There’s also compost activators you can buy to help turn your grass, leaves and garden waste into the perfect compost in half the time. You’ll need to combine most of these activators with water before pouring it over your compost and away you go.

What do I need to keep out of a compost bin or heap?

The answer is that it depends what sort of composting process you use. Most of the time, if it was once alive, it can be composted (this includes small pieces of cotton!), but you might just need to be careful about keeping it balanced.

And if you have a traditional-style compost bin or barrel, it’s best to avoid adding meat and dairy items (although these can be placed in a bokashi bin, and then once the fermentation process is complete, these can then be added to your compost). It’s also good to make sure you don’t overload it with harder to compost items like citrus peel and onion skins. 

It’s also not recommended to put animal waste in your general compost, however a dedicated dog poo worm farm is a great way to tackle this problem. 
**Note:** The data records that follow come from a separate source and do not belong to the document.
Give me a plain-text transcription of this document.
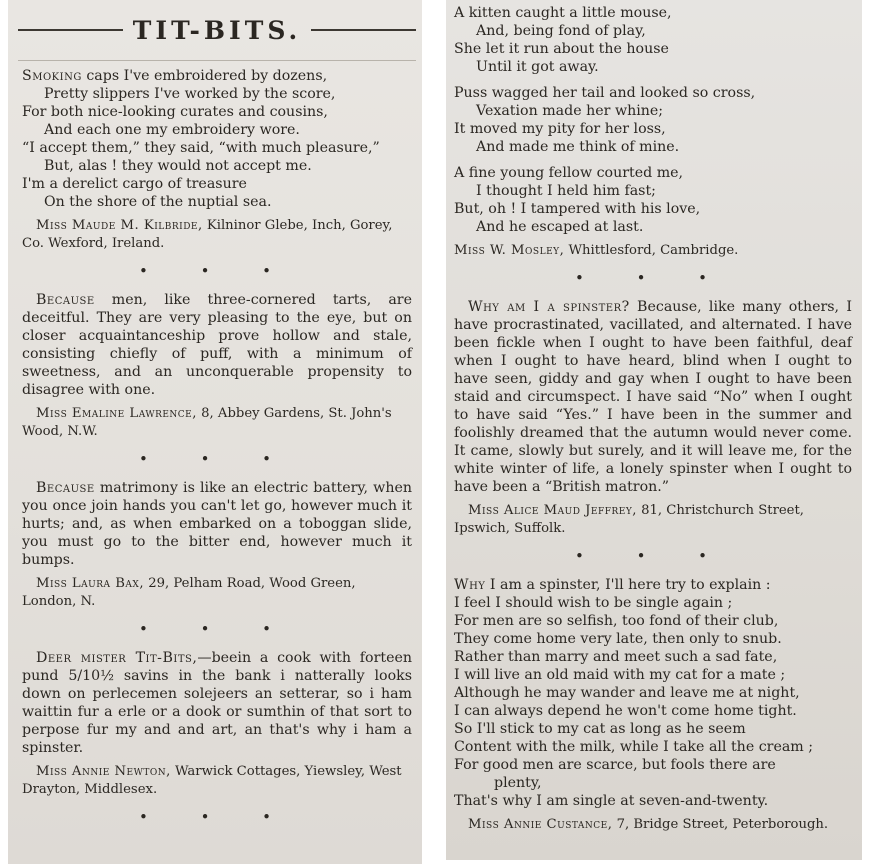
TIT-BITS.

Smoking caps I've embroidered by dozens,

Pretty slippers I've worked by the score,

For both nice-looking curates and cousins,

And each one my embroidery wore.

“I accept them,” they said, “with much pleasure,”

But, alas ! they would not accept me.

I'm a derelict cargo of treasure

On the shore of the nuptial sea.

Miss Maude M. Kilbride, Kilninor Glebe, Inch, Gorey, Co. Wexford, Ireland.

• • •

Because men, like three-cornered tarts, are deceitful. They are very pleasing to the eye, but on closer acquaintanceship prove hollow and stale, consisting chiefly of puff, with a minimum of sweetness, and an unconquerable propensity to disagree with one.

Miss Emaline Lawrence, 8, Abbey Gardens, St. John's Wood, N.W.

• • •

Because matrimony is like an electric battery, when you once join hands you can't let go, however much it hurts; and, as when embarked on a toboggan slide, you must go to the bitter end, however much it bumps.

Miss Laura Bax, 29, Pelham Road, Wood Green, London, N.

• • •

Deer mister Tit-Bits,—beein a cook with forteen pund 5/10½ savins in the bank i natterally looks down on perlecemen solejeers an setterar, so i ham waittin fur a erle or a dook or sumthin of that sort to perpose fur my and and art, an that's why i ham a spinster.

Miss Annie Newton, Warwick Cottages, Yiewsley, West Drayton, Middlesex.

• • •

A kitten caught a little mouse,

And, being fond of play,

She let it run about the house

Until it got away.

Puss wagged her tail and looked so cross,

Vexation made her whine;

It moved my pity for her loss,

And made me think of mine.

A fine young fellow courted me,

I thought I held him fast;

But, oh ! I tampered with his love,

And he escaped at last.

Miss W. Mosley, Whittlesford, Cambridge.

• • •

Why am I a spinster? Because, like many others, I have procrastinated, vacillated, and alternated. I have been fickle when I ought to have been faithful, deaf when I ought to have heard, blind when I ought to have seen, giddy and gay when I ought to have been staid and circumspect. I have said “No” when I ought to have said “Yes.” I have been in the summer and foolishly dreamed that the autumn would never come. It came, slowly but surely, and it will leave me, for the white winter of life, a lonely spinster when I ought to have been a “British matron.”

Miss Alice Maud Jeffrey, 81, Christchurch Street, Ipswich, Suffolk.

• • •

Why I am a spinster, I'll here try to explain :

I feel I should wish to be single again ;

For men are so selfish, too fond of their club,

They come home very late, then only to snub.

Rather than marry and meet such a sad fate,

I will live an old maid with my cat for a mate ;

Although he may wander and leave me at night,

I can always depend he won't come home tight.

So I'll stick to my cat as long as he seem

Content with the milk, while I take all the cream ;

For good men are scarce, but fools there are

plenty,

That's why I am single at seven-and-twenty.

Miss Annie Custance, 7, Bridge Street, Peterborough.
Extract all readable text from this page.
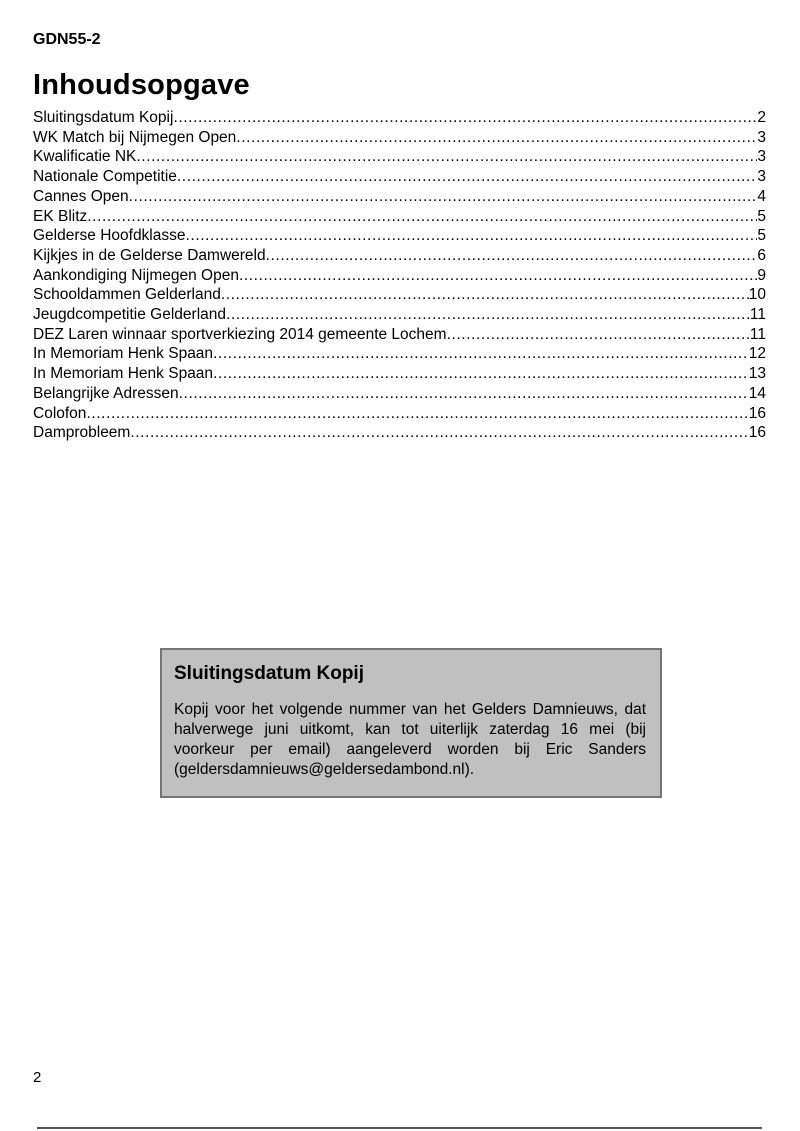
GDN55-2
Inhoudsopgave
Sluitingsdatum Kopij .....	2
WK Match bij Nijmegen Open .....	3
Kwalificatie NK .....	3
Nationale Competitie .....	3
Cannes Open .....	4
EK Blitz .....	5
Gelderse Hoofdklasse .....	5
Kijkjes in de Gelderse Damwereld .....	6
Aankondiging Nijmegen Open .....	9
Schooldammen Gelderland .....	10
Jeugdcompetitie Gelderland .....	11
DEZ Laren winnaar sportverkiezing 2014 gemeente Lochem .....	11
In Memoriam Henk Spaan .....	12
In Memoriam Henk Spaan .....	13
Belangrijke Adressen .....	14
Colofon .....	16
Damprobleem .....	16
Sluitingsdatum Kopij
Kopij voor het volgende nummer van het Gelders Damnieuws, dat halverwege juni uitkomt, kan tot uiterlijk zaterdag 16 mei (bij voorkeur per email) aangeleverd worden bij Eric Sanders (geldersdamnieuws@geldersedambond.nl).
2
How long do I need to wait until my compost is ready?

You should let your compost settle for the first two weeks. After this, turn your compost heap weekly and it will take eight to 10 weeks to produce good compost.

You’ll know when it’s ready because the bottom of the compost pile will become dark, loose and crumbly. It will smell like fresh earth and you won’t be able to see any lumps or other food waste.

Keep this knowledge in your pocket!

Composting is like looking after an indoor plant – you’ll need to feed, water and check on it regularly to make sure its conditions are prime for gmediath. Eventually it will help to make your garden or space flourish!